- Cover of the 2006 VCD release.
- Directed by: Euthana Mukdasanit Surachai Jantimatorn
- Written by: Khamsing Srinawk Paijong Laisagoon Mike Morrow
- Produced by: The Isan Film Group
- Starring: Ong-art Ponethon
- Cinematography: Frank Green
- Music by: Surachai Jantimatorn
- Distributed by: Concord Films Council Ltd
- Release date: 1976;
- Running time: 63 min.
- Country: Thailand
- Language: Thai/Lao

= Tongpan =

Tongpan (ทองปาน) is a 1976 Thai 16 mm black-and-white docudrama that re-creates a seminar that took place in Northeast Thailand in 1975 to discuss the proposed Pa-Mong Dam on the Mekong. Interwoven are sequences depicting a poor farmer, Tongpan, who had lost his land to another dam some years before, and his struggles to make ends meet. Because of the film's socialist message and suspected communist sympathies of the filmmakers, it was banned by the Thai government. The 63-minute film was released on VCD in Thailand in 2006.

==Synopsis==
It is just after 1973 democracy movement and university students from Bangkok are going to rural Thailand to talk to farmers about their cause. Among the farmers the students meet is Tongpan, a father of two children with a wife, eking out a living on rented farmland.
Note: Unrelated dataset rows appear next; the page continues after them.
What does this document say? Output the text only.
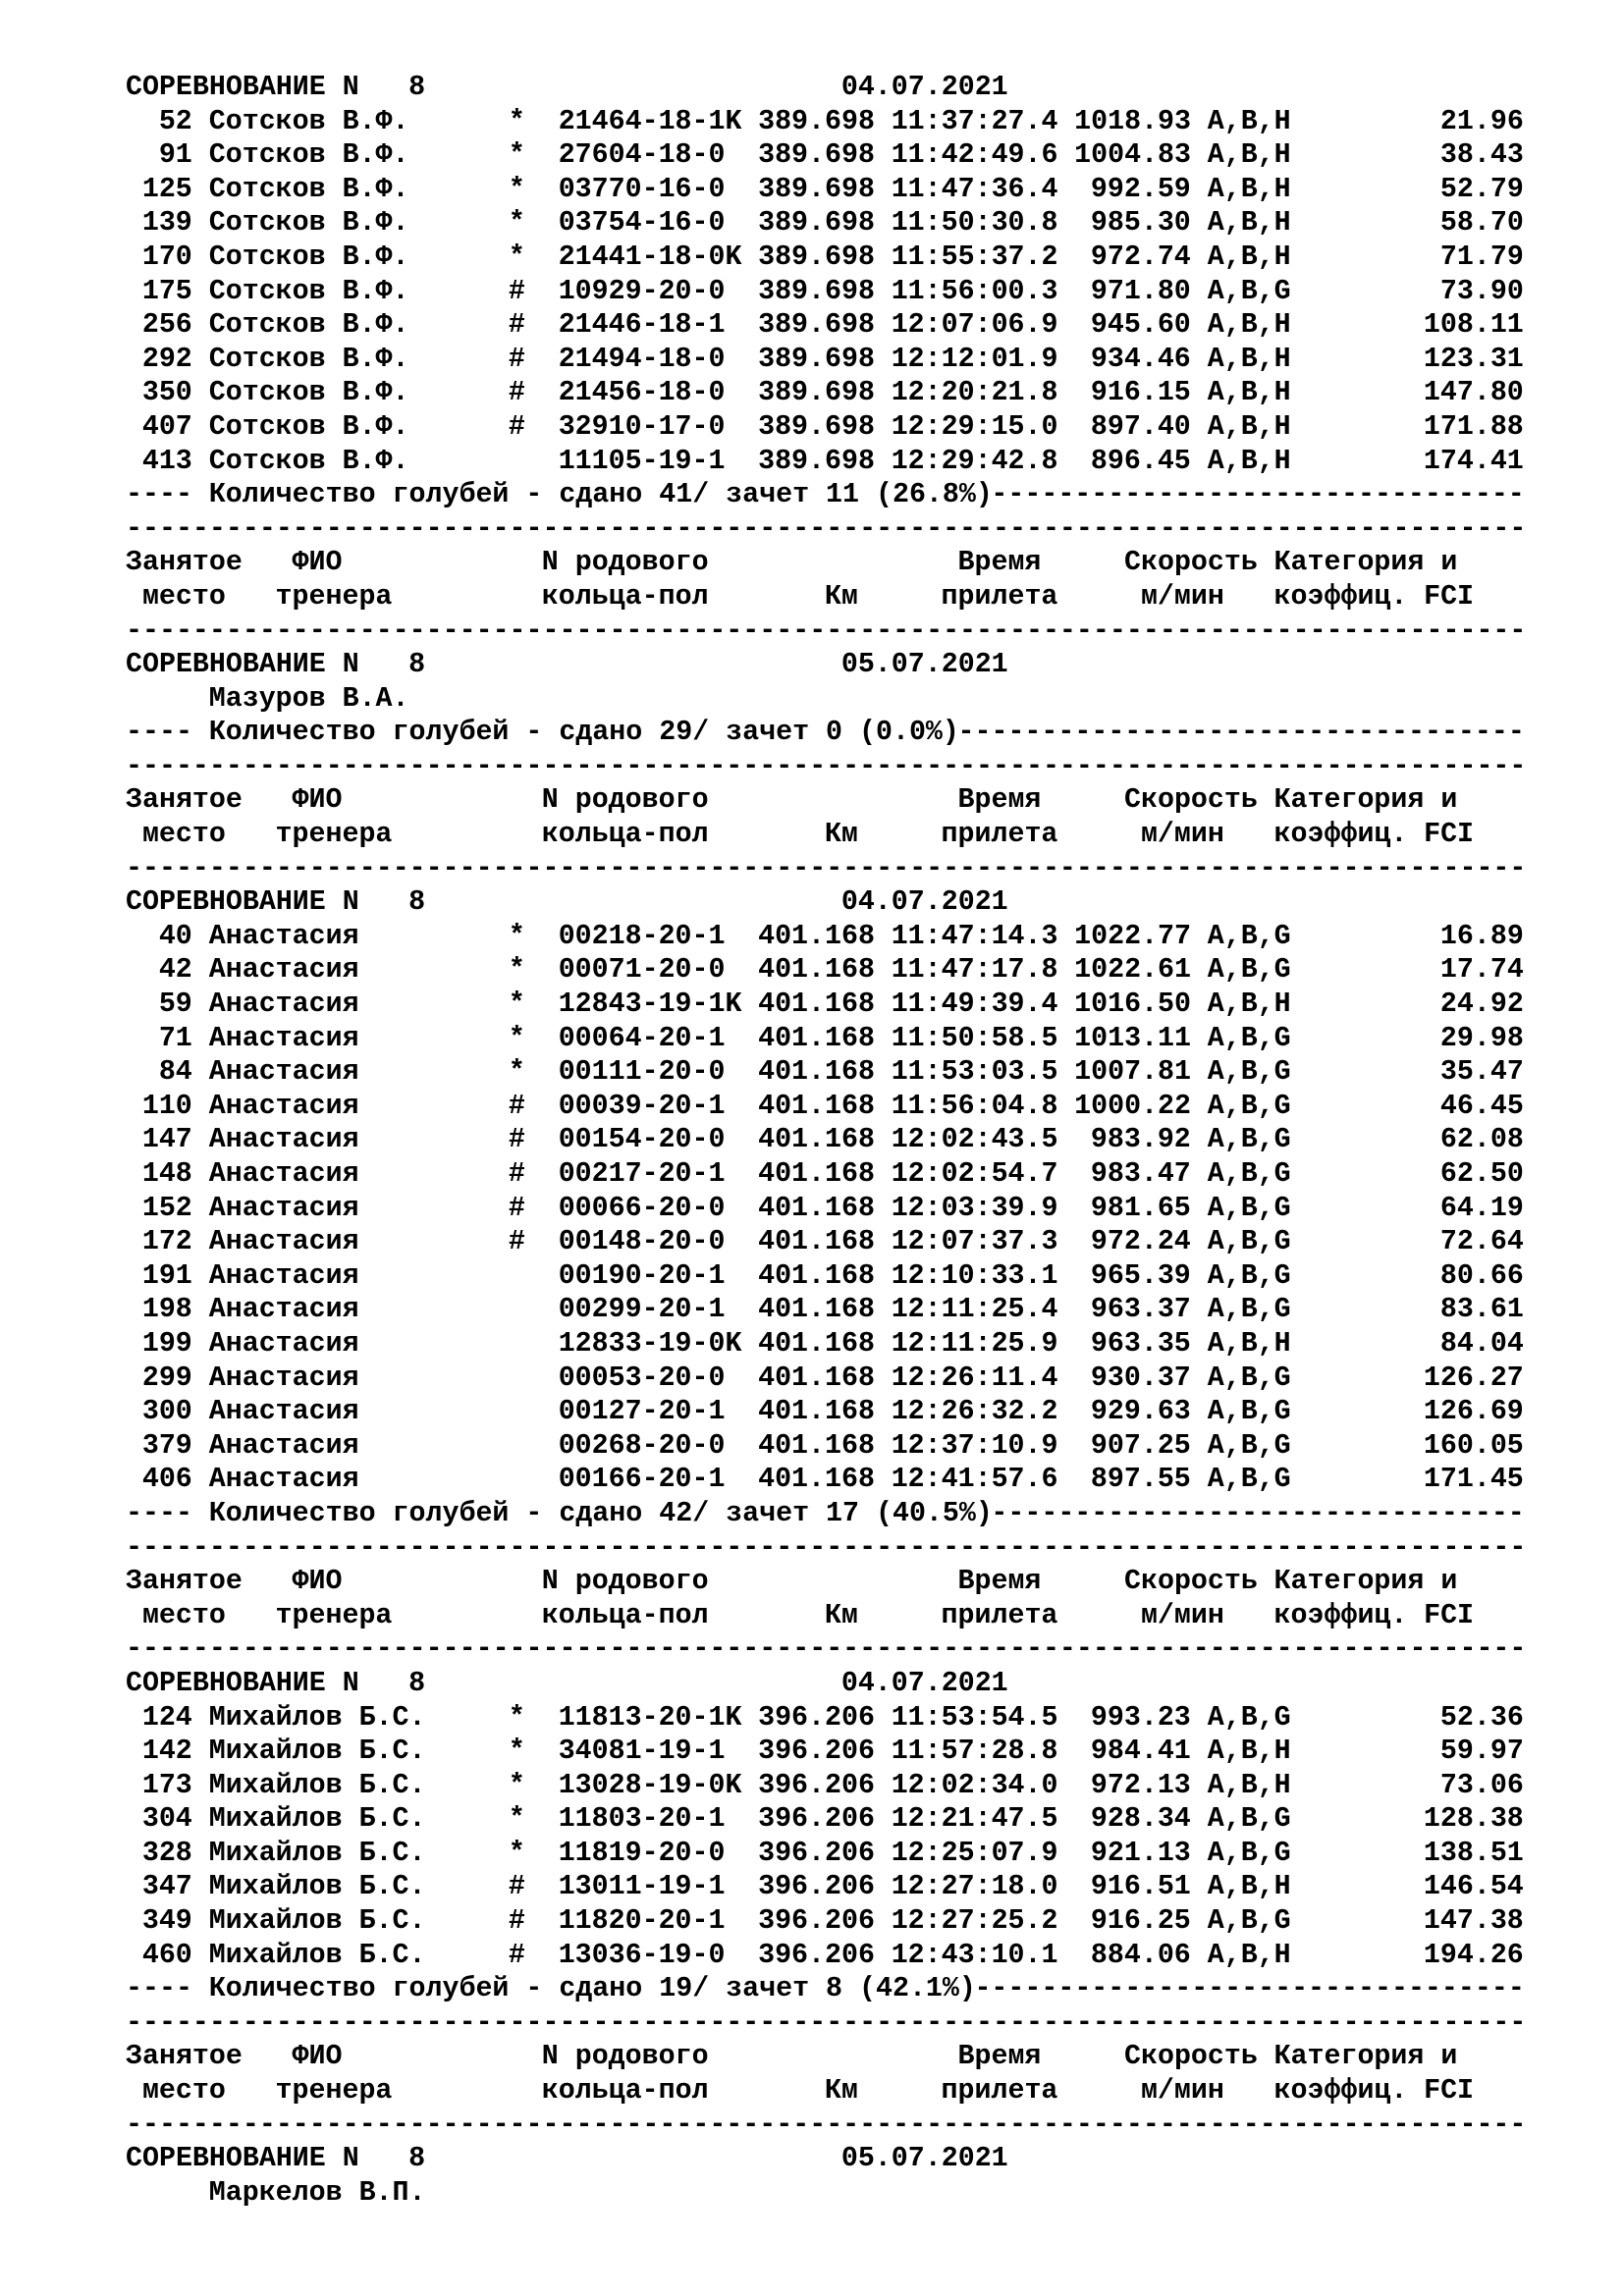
СОРЕВНОВАНИЕ N 8	04.07.2021
52 Сотсков В.Ф.	* 21464-18-1K 389.698 11:37:27.4 1018.93 A,B,H	21.96
91 Сотсков В.Ф.	* 27604-18-0 389.698 11:42:49.6 1004.83 A,B,H	38.43
125 Сотсков В.Ф.	* 03770-16-0 389.698 11:47:36.4	992.59 A,B,H	52.79
139 Сотсков В.Ф.	* 03754-16-0 389.698 11:50:30.8	985.30 A,B,H	58.70
170 Сотсков В.Ф.	* 21441-18-0K 389.698 11:55:37.2	972.74 A,B,H	71.79
175 Сотсков В.Ф.	# 10929-20-0 389.698 11:56:00.3	971.80 A,B,G	73.90
256 Сотсков В.Ф.	# 21446-18-1 389.698 12:07:06.9	945.60 A,B,H	108.11
292 Сотсков В.Ф.	# 21494-18-0 389.698 12:12:01.9	934.46 A,B,H	123.31
350 Сотсков В.Ф.	# 21456-18-0 389.698 12:20:21.8	916.15 A,B,H	147.80
407 Сотсков В.Ф.	# 32910-17-0 389.698 12:29:15.0	897.40 A,B,H	171.88
413 Сотсков В.Ф.	11105-19-1 389.698 12:29:42.8	896.45 A,B,H	174.41
---- Количество голубей - сдано 41/ зачет 11 (26.8%)
--------------------------------
------------------------------------------------------------------------------------
Занятое ФИО	N родового	Время	Скорость Категория и
место тренера	кольца-пол	Км	прилета	м/мин коэффиц. FCI
------------------------------------------------------------------------------------
СОРЕВНОВАНИЕ N 8	05.07.2021
Мазуров В.А.
---- Количество голубей - сдано 29/ зачет 0 (0.0%)
----------------------------------
------------------------------------------------------------------------------------
Занятое ФИО	N родового	Время	Скорость Категория и
место тренера	кольца-пол	Км	прилета	м/мин коэффиц. FCI
------------------------------------------------------------------------------------
СОРЕВНОВАНИЕ N 8	04.07.2021
40 Анастасия	* 00218-20-1 401.168 11:47:14.3 1022.77 A,B,G	16.89
42 Анастасия	* 00071-20-0 401.168 11:47:17.8 1022.61 A,B,G	17.74
59 Анастасия	* 12843-19-1K 401.168 11:49:39.4 1016.50 A,B,H	24.92
71 Анастасия	* 00064-20-1 401.168 11:50:58.5 1013.11 A,B,G	29.98
84 Анастасия	* 00111-20-0 401.168 11:53:03.5 1007.81 A,B,G	35.47
110 Анастасия	# 00039-20-1 401.168 11:56:04.8 1000.22 A,B,G	46.45
147 Анастасия	# 00154-20-0 401.168 12:02:43.5	983.92 A,B,G	62.08
148 Анастасия	# 00217-20-1 401.168 12:02:54.7	983.47 A,B,G	62.50
152 Анастасия	# 00066-20-0 401.168 12:03:39.9	981.65 A,B,G	64.19
172 Анастасия	# 00148-20-0 401.168 12:07:37.3	972.24 A,B,G	72.64
191 Анастасия	00190-20-1 401.168 12:10:33.1	965.39 A,B,G	80.66
198 Анастасия	00299-20-1 401.168 12:11:25.4	963.37 A,B,G	83.61
199 Анастасия	12833-19-0K 401.168 12:11:25.9	963.35 A,B,H	84.04
299 Анастасия	00053-20-0 401.168 12:26:11.4	930.37 A,B,G	126.27
300 Анастасия	00127-20-1 401.168 12:26:32.2	929.63 A,B,G	126.69
379 Анастасия	00268-20-0 401.168 12:37:10.9	907.25 A,B,G	160.05
406 Анастасия	00166-20-1 401.168 12:41:57.6	897.55 A,B,G	171.45
---- Количество голубей - сдано 42/ зачет 17 (40.5%)
--------------------------------
------------------------------------------------------------------------------------
Занятое ФИО	N родового	Время	Скорость Категория и
место тренера	кольца-пол	Км	прилета	м/мин коэффиц. FCI
------------------------------------------------------------------------------------
СОРЕВНОВАНИЕ N 8	04.07.2021
124 Михайлов Б.С.	* 11813-20-1K 396.206 11:53:54.5	993.23 A,B,G	52.36
142 Михайлов Б.С.	* 34081-19-1 396.206 11:57:28.8	984.41 A,B,H	59.97
173 Михайлов Б.С.	* 13028-19-0K 396.206 12:02:34.0	972.13 A,B,H	73.06
304 Михайлов Б.С.	* 11803-20-1 396.206 12:21:47.5	928.34 A,B,G	128.38
328 Михайлов Б.С.	* 11819-20-0 396.206 12:25:07.9	921.13 A,B,G	138.51
347 Михайлов Б.С.	# 13011-19-1 396.206 12:27:18.0	916.51 A,B,H	146.54
349 Михайлов Б.С.	# 11820-20-1 396.206 12:27:25.2	916.25 A,B,G	147.38
460 Михайлов Б.С.	# 13036-19-0 396.206 12:43:10.1	884.06 A,B,H	194.26
---- Количество голубей - сдано 19/ зачет 8 (42.1%)
---------------------------------
------------------------------------------------------------------------------------
Занятое ФИО	N родового	Время	Скорость Категория и
место тренера	кольца-пол	Км	прилета	м/мин коэффиц. FCI
------------------------------------------------------------------------------------
СОРЕВНОВАНИЕ N 8	05.07.2021
Маркелов В.П.
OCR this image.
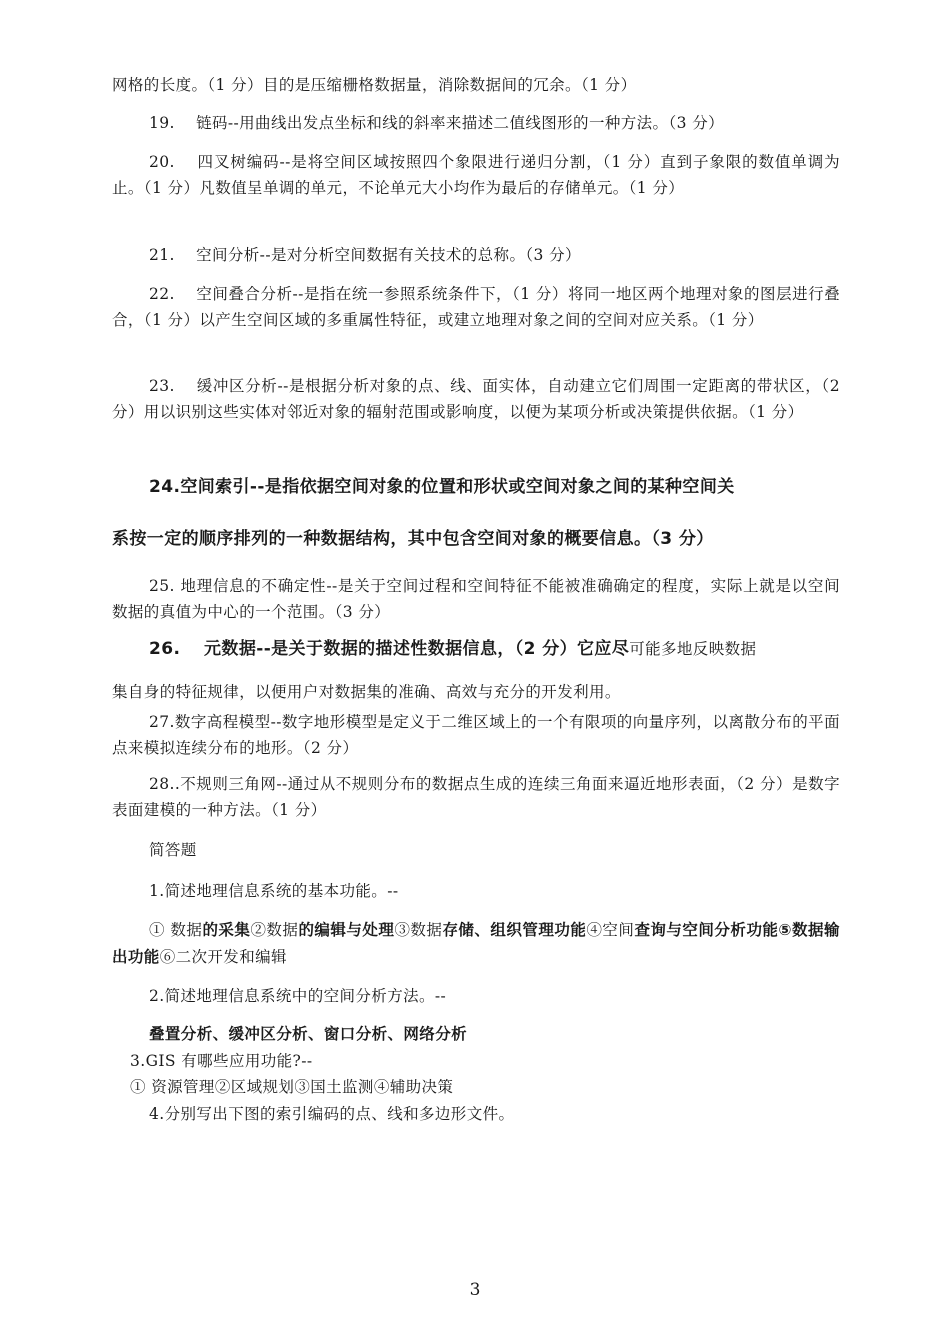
网格的长度。（1 分）目的是压缩栅格数据量，消除数据间的冗余。（1 分）

19.　 链码--用曲线出发点坐标和线的斜率来描述二值线图形的一种方法。（3 分）

20.　 四叉树编码--是将空间区域按照四个象限进行递归分割，（1 分）直到子象限的数值单调为止。（1 分）凡数值呈单调的单元，不论单元大小均作为最后的存储单元。（1 分）

21.　 空间分析--是对分析空间数据有关技术的总称。（3 分）

22.　 空间叠合分析--是指在统一参照系统条件下，（1 分）将同一地区两个地理对象的图层进行叠合，（1 分）以产生空间区域的多重属性特征，或建立地理对象之间的空间对应关系。（1 分）

23.　 缓冲区分析--是根据分析对象的点、线、面实体，自动建立它们周围一定距离的带状区，（2 分）用以识别这些实体对邻近对象的辐射范围或影响度，以便为某项分析或决策提供依据。（1 分）

24.空间索引--是指依据空间对象的位置和形状或空间对象之间的某种空间关

系按一定的顺序排列的一种数据结构，其中包含空间对象的概要信息。（3 分）

25. 地理信息的不确定性--是关于空间过程和空间特征不能被准确确定的程度，实际上就是以空间数据的真值为中心的一个范围。（3 分）

26.　 元数据--是关于数据的描述性数据信息，（2 分）它应尽可能多地反映数据

集自身的特征规律，以便用户对数据集的准确、高效与充分的开发利用。

27.数字高程模型--数字地形模型是定义于二维区域上的一个有限项的向量序列，以离散分布的平面点来模拟连续分布的地形。（2 分）

28..不规则三角网--通过从不规则分布的数据点生成的连续三角面来逼近地形表面，（2 分）是数字表面建模的一种方法。（1 分）

简答题

1.简述地理信息系统的基本功能。--

① 数据的采集②数据的编辑与处理③数据存储、组织管理功能④空间查询与空间分析功能⑤数据输出功能⑥二次开发和编辑

2.简述地理信息系统中的空间分析方法。--

叠置分析、缓冲区分析、窗口分析、网络分析

3.GIS 有哪些应用功能?--

① 资源管理②区域规划③国土监测④辅助决策

4.分别写出下图的索引编码的点、线和多边形文件。

3
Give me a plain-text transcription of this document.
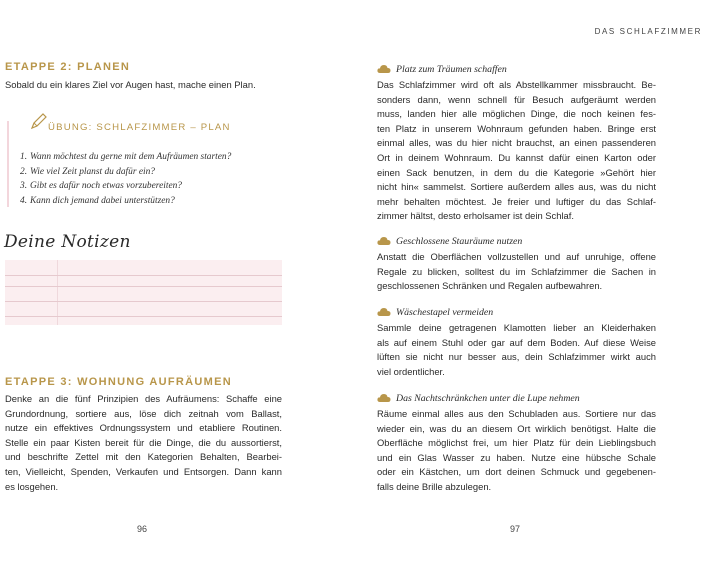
ETAPPE 2: PLANEN
Sobald du ein klares Ziel vor Augen hast, mache einen Plan.
ÜBUNG: SCHLAFZIMMER – PLAN
1. Wann möchtest du gerne mit dem Aufräumen starten?
2. Wie viel Zeit planst du dafür ein?
3. Gibt es dafür noch etwas vorzubereiten?
4. Kann dich jemand dabei unterstützen?
Deine Notizen
ETAPPE 3: WOHNUNG AUFRÄUMEN
Denke an die fünf Prinzipien des Aufräumens: Schaffe eine
Grundordnung, sortiere aus, löse dich zeitnah vom Ballast,
nutze ein effektives Ordnungssystem und etabliere Routinen.
Stelle ein paar Kisten bereit für die Dinge, die du aussortierst,
und beschrifte Zettel mit den Kategorien Behalten, Bearbei-
ten, Vielleicht, Spenden, Verkaufen und Entsorgen. Dann kann
es losgehen.
96
DAS SCHLAFZIMMER
Platz zum Träumen schaffen
Das Schlafzimmer wird oft als Abstellkammer missbraucht. Be-
sonders dann, wenn schnell für Besuch aufgeräumt werden
muss, landen hier alle möglichen Dinge, die noch keinen fes-
ten Platz in unserem Wohnraum gefunden haben. Bringe erst
einmal alles, was du hier nicht brauchst, an einen passenderen
Ort in deinem Wohnraum. Du kannst dafür einen Karton oder
einen Sack benutzen, in dem du die Kategorie »Gehört hier
nicht hin« sammelst. Sortiere außerdem alles aus, was du nicht
mehr behalten möchtest. Je freier und luftiger du das Schlaf-
zimmer hältst, desto erholsamer ist dein Schlaf.
Geschlossene Stauräume nutzen
Anstatt die Oberflächen vollzustellen und auf unruhige, offene
Regale zu blicken, solltest du im Schlafzimmer die Sachen in
geschlossenen Schränken und Regalen aufbewahren.
Wäschestapel vermeiden
Sammle deine getragenen Klamotten lieber an Kleiderhaken
als auf einem Stuhl oder gar auf dem Boden. Auf diese Weise
lüften sie nicht nur besser aus, dein Schlafzimmer wirkt auch
viel ordentlicher.
Das Nachtschränkchen unter die Lupe nehmen
Räume einmal alles aus den Schubladen aus. Sortiere nur das
wieder ein, was du an diesem Ort wirklich benötigst. Halte die
Oberfläche möglichst frei, um hier Platz für dein Lieblingsbuch
und ein Glas Wasser zu haben. Nutze eine hübsche Schale
oder ein Kästchen, um dort deinen Schmuck und gegebenen-
falls deine Brille abzulegen.
97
Years before, Tongpan had his own farm, but lost it when a dam was built. Now, a bigger dam is to be built on the Mekong. The students urge Tongpan to attend a seminar about the dam proposal and share his experience.

The seminar is attended by government officials, foreign experts, young intellectuals and local farmers. Various opinions are shared, both for and against the massive Pa-Mong Dam.

Tongpan, meanwhile, is struggling to earn a living on his small, rented patch of land. There is not enough water to grow a decent rice crop and fishstocks are dwindling. Tongpan and his wife have two boys, one still an infant. Food is so scarce, that Tongpan's wife falls ill with tuberculosis and cannot breastfeed the boy. He is paid a total of US$100 for a year of watching his landlord's chickens, and cannot hope to borrow more money to buy food for his family.

Tongpan attends the seminar, but the hardships at home weigh heavily on him, and when it comes time for him to speak, he has already gone home.

==Cast==
- Ong-art Ponethon as Tongpan
- Khamsing Srinork as Academic at seminar
- Peter Bell as Hydro-electricity expert at seminar
- Surachai Jantimatorn as Minstrel
- Sulak Sivaraksa

==Production==
The filmmakers were a group of such students involved in the 1973 democracy movement, and included folk musician Surachai Jantimatorn of the songs-for-life band Caravan and director Euthana Mukdasanit.

The film was based on actual events that had occurred in 1975, and was made in Nakhon Ratchasima Province. The actor who portrayed Tongpan, Ong-art Ponethon, was a farmer and former Muay Thai boxer. He went on to act in the Vichit Kounavudhi film Son of the Northeast.